Harvesting cherries: Tips to minimize dehydration

By Valentina Vesely, Head of R&D at Johnson Industrial Projects.

In previous posts we have addressed the topic of post-harvest as a process involving multiple stages, each with distinct characteristics, which occur in diverse spaces where cherries are exposed to different environmental conditions. Consequently, it is crucial to implement various methods to minimize cherry dehydration and achieve this goal.

On this occasion, we will delve into the harvest, understood as the period that elapses from when the fruit is removed from the tree until it is transported to a collection center. It is in this first stage of post-harvest where the cherry is exposed to the highest levels of dehydration per unit of time, so it is essential to implement management that allows the best possible conservation of the quality of the fruit, related both to the mitigation of the effects of environmental conditions on the cherry and to the reduction of times.

The first hours of the day are crucial for the harvest, since during this period the vapor pressure deficit is very close to zero and, therefore, the dehydration to which the fruit is exposed is minimal. To take advantage of this natural condition, the recommendation is to start the harvest as early as possible, as soon as natural light allows. The time will depend on the location of the farm, however, it should generally begin at 6 in the morning.

As the hours pass, the solar radiation incident on the orchard increases, raising the air temperature and decreasing the relative humidity.

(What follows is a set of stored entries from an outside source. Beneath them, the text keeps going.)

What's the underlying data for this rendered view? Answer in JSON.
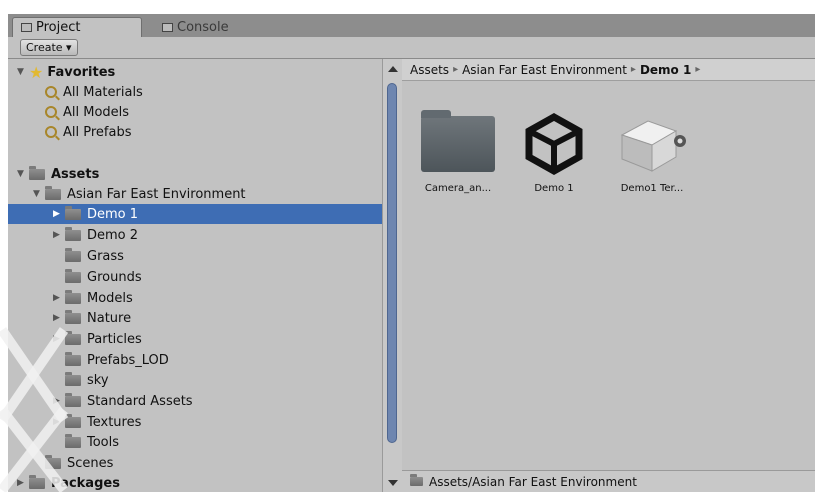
{
  "tabs": [
    {
      "label": "Project",
      "active": true
    },
    {
      "label": "Console",
      "active": false
    }
  ],
  "toolbar": {
    "create_label": "Create ▾"
  },
  "tree": [
    {
      "label": "Favorites",
      "icon": "star-icon",
      "bold": true,
      "foldout": "▼",
      "level": 0
    },
    {
      "label": "All Materials",
      "icon": "search-icon",
      "level": 1
    },
    {
      "label": "All Models",
      "icon": "search-icon",
      "level": 1
    },
    {
      "label": "All Prefabs",
      "icon": "search-icon",
      "level": 1
    },
    {
      "label": "Assets",
      "icon": "folder-icon",
      "bold": true,
      "foldout": "▼",
      "level": 0
    },
    {
      "label": "Asian Far East Environment",
      "icon": "folder-icon",
      "foldout": "▼",
      "level": 1
    },
    {
      "label": "Demo 1",
      "icon": "folder-icon",
      "foldout": "▶",
      "level": 2,
      "selected": true
    },
    {
      "label": "Demo 2",
      "icon": "folder-icon",
      "foldout": "▶",
      "level": 2
    },
    {
      "label": "Grass",
      "icon": "folder-icon",
      "level": 2
    },
    {
      "label": "Grounds",
      "icon": "folder-icon",
      "level": 2
    },
    {
      "label": "Models",
      "icon": "folder-icon",
      "foldout": "▶",
      "level": 2
    },
    {
      "label": "Nature",
      "icon": "folder-icon",
      "foldout": "▶",
      "level": 2
    },
    {
      "label": "Particles",
      "icon": "folder-icon",
      "foldout": "▶",
      "level": 2
    },
    {
      "label": "Prefabs_LOD",
      "icon": "folder-icon",
      "level": 2
    },
    {
      "label": "sky",
      "icon": "folder-icon",
      "level": 2
    },
    {
      "label": "Standard Assets",
      "icon": "folder-icon",
      "foldout": "▶",
      "level": 2
    },
    {
      "label": "Textures",
      "icon": "folder-icon",
      "foldout": "▶",
      "level": 2
    },
    {
      "label": "Tools",
      "icon": "folder-icon",
      "level": 2
    },
    {
      "label": "Scenes",
      "icon": "folder-icon",
      "level": 1
    },
    {
      "label": "Packages",
      "icon": "folder-icon",
      "bold": true,
      "foldout": "▶",
      "level": 0
    }
  ],
  "breadcrumb": {
    "items": [
      "Assets",
      "Asian Far East Environment",
      "Demo 1"
    ],
    "separator": "▸"
  },
  "assets": [
    {
      "label": "Camera_an...",
      "icon": "folder-icon"
    },
    {
      "label": "Demo 1",
      "icon": "unity-scene-icon"
    },
    {
      "label": "Demo1 Ter...",
      "icon": "terrain-data-icon"
    }
  ],
  "status": {
    "path": "Assets/Asian Far East Environment"
  },
  "colors": {
    "selection": "#3e6db4",
    "panel": "#c2c2c2",
    "tabbar": "#8d8d8d"
  }
}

In order to minimize the exposure of the fruit to the high levels of dehydration to which it is exposed due to these conditions, the bins should be covered with a sponge soaked in water, which should remain in place from the arrival of the first harvest box to the bin. It is important to ensure that the sponge maintains an adequate amount of water, since dry sponges will have the opposite effect on the fruit. As a complement to this management, shading the area where the bin is located will allow the sponge to remain with sufficient humidity for the necessary time and without significantly increasing its temperature. This is possible by using Raschel mesh covers as shown in figure 1.

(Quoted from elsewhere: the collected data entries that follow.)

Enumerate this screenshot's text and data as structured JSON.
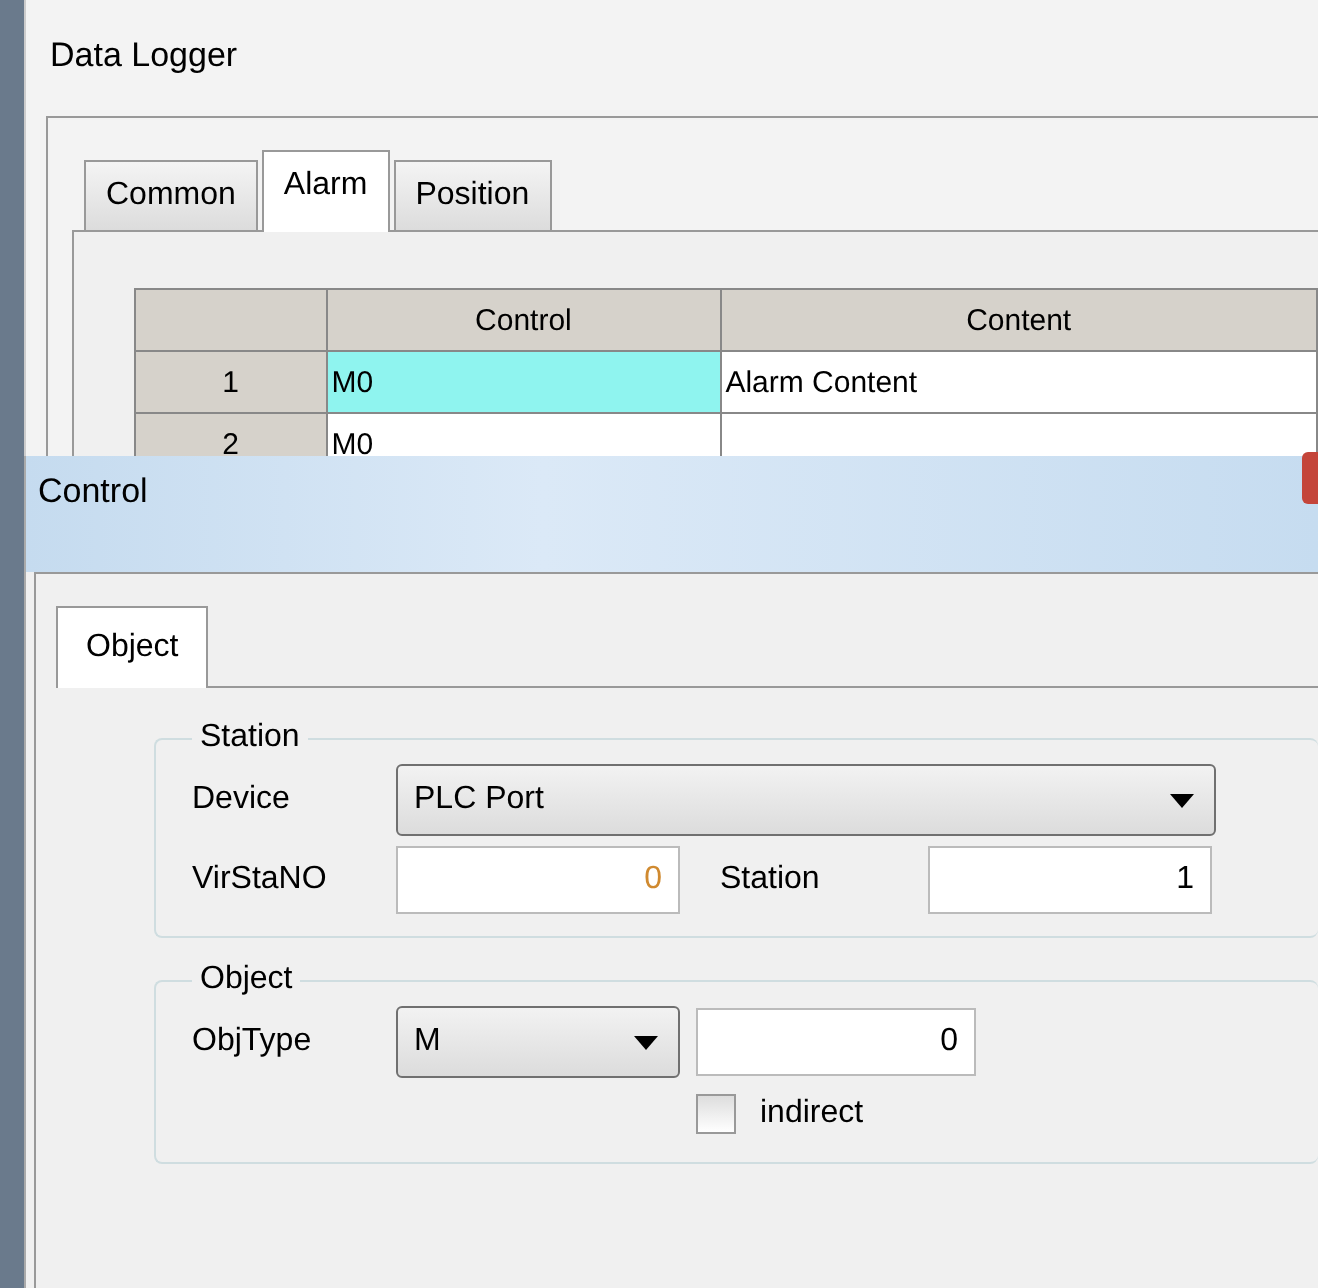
{
  "back_window": {
    "title": "Data Logger",
    "tabs": [
      {
        "label": "Common",
        "selected": false
      },
      {
        "label": "Alarm",
        "selected": true
      },
      {
        "label": "Position",
        "selected": false
      }
    ],
    "table": {
      "columns": [
        "Control",
        "Content"
      ],
      "rows": [
        {
          "index": "1",
          "cells": [
            "M0",
            "Alarm Content"
          ],
          "selected": true
        },
        {
          "index": "2",
          "cells": [
            "M0",
            ""
          ],
          "selected": false
        }
      ]
    }
  },
  "dialog": {
    "title": "Control",
    "tabs": [
      {
        "label": "Object",
        "selected": true
      }
    ],
    "station": {
      "legend": "Station",
      "device_label": "Device",
      "device_value": "PLC Port",
      "virstano_label": "VirStaNO",
      "virstano_value": "0",
      "virstano_disabled": true,
      "station_label": "Station",
      "station_value": "1"
    },
    "object": {
      "legend": "Object",
      "objtype_label": "ObjType",
      "objtype_value": "M",
      "address_value": "0",
      "indirect_label": "indirect",
      "indirect_checked": false
    }
  }
}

Image 1. Mobile mesh shading Raschel on the bin while it is filling.

Additionally, it is essential to minimize the exposure time at this stage, so the bin should be filled in no more than 40 minutes. Once full, it should be removed within the next 5 minutes to be taken to a collection center equipped with a humidification system. There, maintaining a relative humidity of 90%, the cherry can safely await its transfer to the processing plant, in an environment in which it will be protected from dehydration.

In order to optimize the work of the harvesters, it is necessary to ensure that the bins are distributed along the row so that the time taken to bring the harvested fruit to the bin is as short as possible. In this way, the harvester will spend more time harvesting and less time walking to and from the bin.

Effective supervision of harvesting work must include the evaluation of both the fruit that reaches the bin and the fruit that does not reach it, that is, the fruit that remains on the tree and that which is lost during harvest (that falls to the ground). For this reason, for effective control of harvesting work, it is recommended that the crew be made up of one supervisor for every 10 harvesters. A higher proportion of harvesters will make it difficult for the supervisor to properly inspect the work.

In conclusion, cherry harvesting is a critical stage in the post-harvest process in which various methods must be implemented to minimize fruit dehydration. Management focused on starting early in the morning, reducing times, having contingency measures in case of eventualities, reducing the fruit's exposure to dehydration and controlling the pulp temperature will allow minimizing cherry dehydration, prolonging post-harvest life and allowing the fruit to reach its destination in optimal condition.